I am trying to follow this explanation on the Y-combinator
Fairly at the beginning the author shows this function definition and claims that stepper(stepper(stepper(stepper(stepper()))) (5) were equal to factorial(5).
stepper = function(next_step)
return function(n)
if n == 0 then
return 1
else
return n * next_step(n-1)
end
end
end
I have translated this into (enriched) lambda syntax to the best of my understanding as follows: $\renewcommand{\l}{\lambda} \renewcommand{\t}{\text}$
for $2!$
$((\l f. \l n.\ (\t{zero})\ \overline{n}\ \overline{1}\ \overline{n} \times f\ (\overline{n} - 1))\ (\l f. \l n.\ (\t{zero})\ \overline{n}\ \overline{1}\ \overline{n} \times f\ (\overline{n} - 1)))\ \overline{2}$ $\longrightarrow (\l n.\ (\t{zero})\ \overline{n}\ \overline{1}\ \overline{n} \times (\l f. \l n.\ (\t{zero})\ \overline{n}\ \overline{1}\ \overline{n} \times f\ (\overline{n} - \overline{1}))\ (\overline{n} - 1))\ \overline{2}\ $ $\longrightarrow (\t{zero})\ \overline{2}\ \overline{1}\ \overline{n} \times (\l f. \l n.\ (\t{zero})\ n\ \overline{1}\ \overline{n} \times f\ (\overline{n} - 1))\ (\overline{2} - \overline{1}) $ $\longrightarrow \overline{n} \times (\l f. \l n.\ (\t{zero})\ \overline{n}\ \overline{1}\ \overline{n} \times f\ (\overline{n} - \overline{1}))\ (\overline{2} - \overline{1}) $
Here is the problem now.

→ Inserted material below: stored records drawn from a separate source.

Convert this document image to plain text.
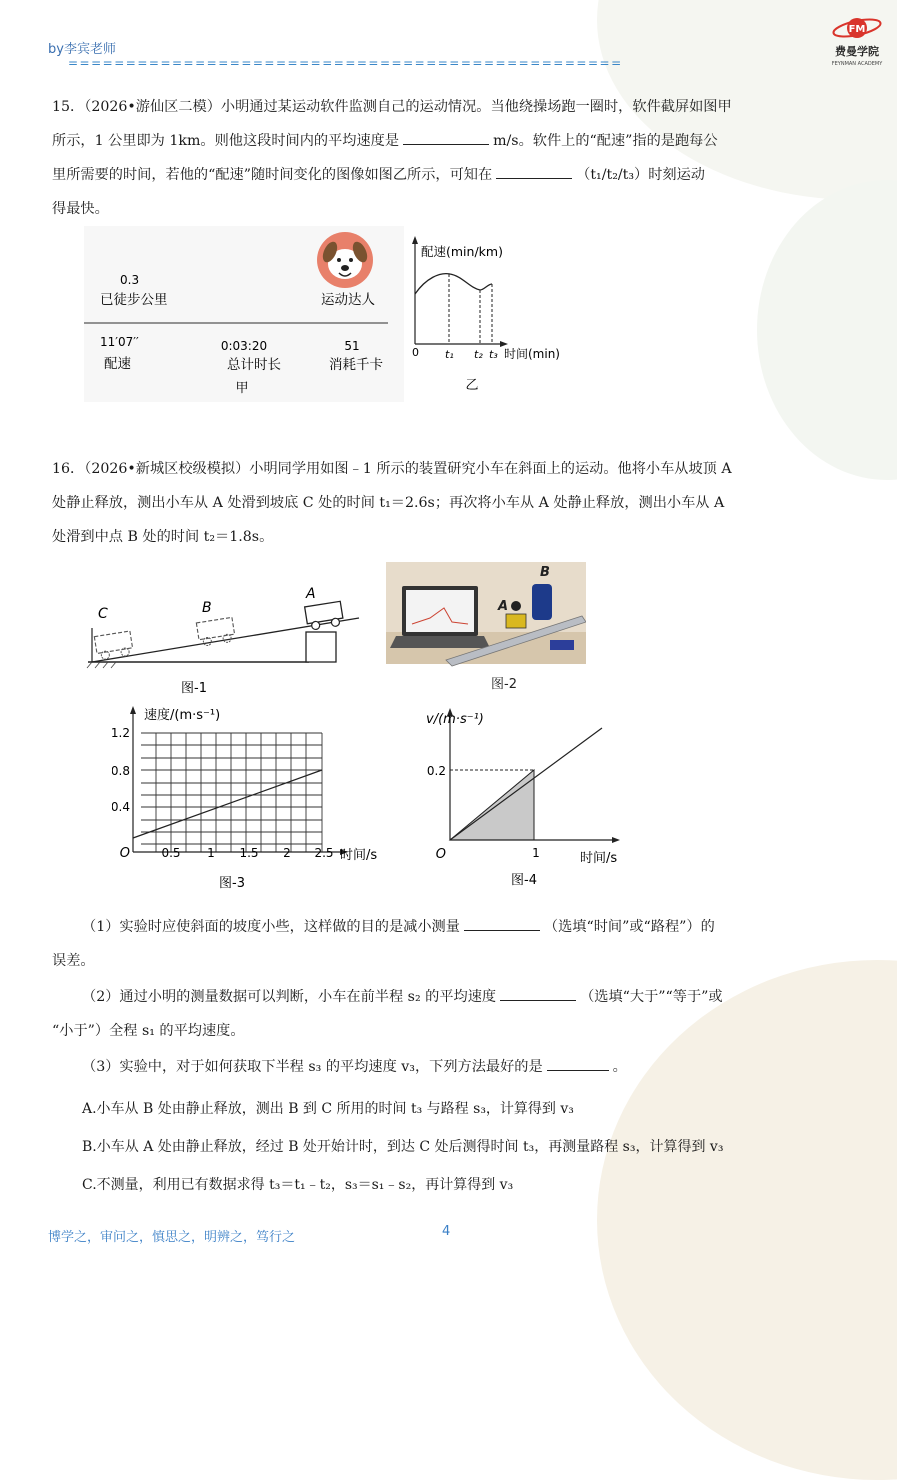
by李宾老师
================================================
FM
费曼学院
FEYNMAN ACADEMY
15．（2026•游仙区二模）小明通过某运动软件监测自己的运动情况。当他绕操场跑一圈时，软件截屏如图甲
所示，1 公里即为 1km。则他这段时间内的平均速度是	m/s。软件上的“配速”指的是跑每公
里所需要的时间，若他的“配速”随时间变化的图像如图乙所示，可知在	（t₁/t₂/t₃）时刻运动
得最快。
0.3
已徒步公里	运动达人
11′07′′
配速
0:03:20
总计时长
51
消耗千卡
甲
配速(min/km)
时间(min)
0 t₁ t₂ t₃
乙
16．（2026•新城区校级模拟）小明同学用如图﹣1 所示的装置研究小车在斜面上的运动。他将小车从坡顶 A
处静止释放，测出小车从 A 处滑到坡底 C 处的时间 t₁＝2.6s；再次将小车从 A 处静止释放，测出小车从 A
处滑到中点 B 处的时间 t₂＝1.8s。
C	B
A
图-1
A
B
图-2
速度/(m·s⁻¹)
时间/s
O
0.4
0.8
1.2
0.5 1 1.5 2 2.5
图-3
v/(m·s⁻¹)
时间/s
O
0.2
1
图-4
（1）实验时应使斜面的坡度小些，这样做的目的是减小测量	（选填“时间”或“路程”）的
误差。
（2）通过小明的测量数据可以判断，小车在前半程 s₂ 的平均速度	（选填“大于”“等于”或
“小于”）全程 s₁ 的平均速度。
（3）实验中，对于如何获取下半程 s₃ 的平均速度 v₃，下列方法最好的是	。
A.小车从 B 处由静止释放，测出 B 到 C 所用的时间 t₃ 与路程 s₃，计算得到 v₃
B.小车从 A 处由静止释放，经过 B 处开始计时，到达 C 处后测得时间 t₃，再测量路程 s₃，计算得到 v₃
C.不测量，利用已有数据求得 t₃＝t₁﹣t₂，s₃＝s₁﹣s₂，再计算得到 v₃
博学之，审问之，慎思之，明辨之，笃行之	4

If I apply $(\overline{2} - \overline{1})$ now it gets inserted into $f$, which makes no sense. So, should the call
stepper(stepper(stepper(stepper(stepper()))) (5)
not also have an initial argument for the innermost stepper()-call? The author claims the code to work correctly, so what am I missing here, please?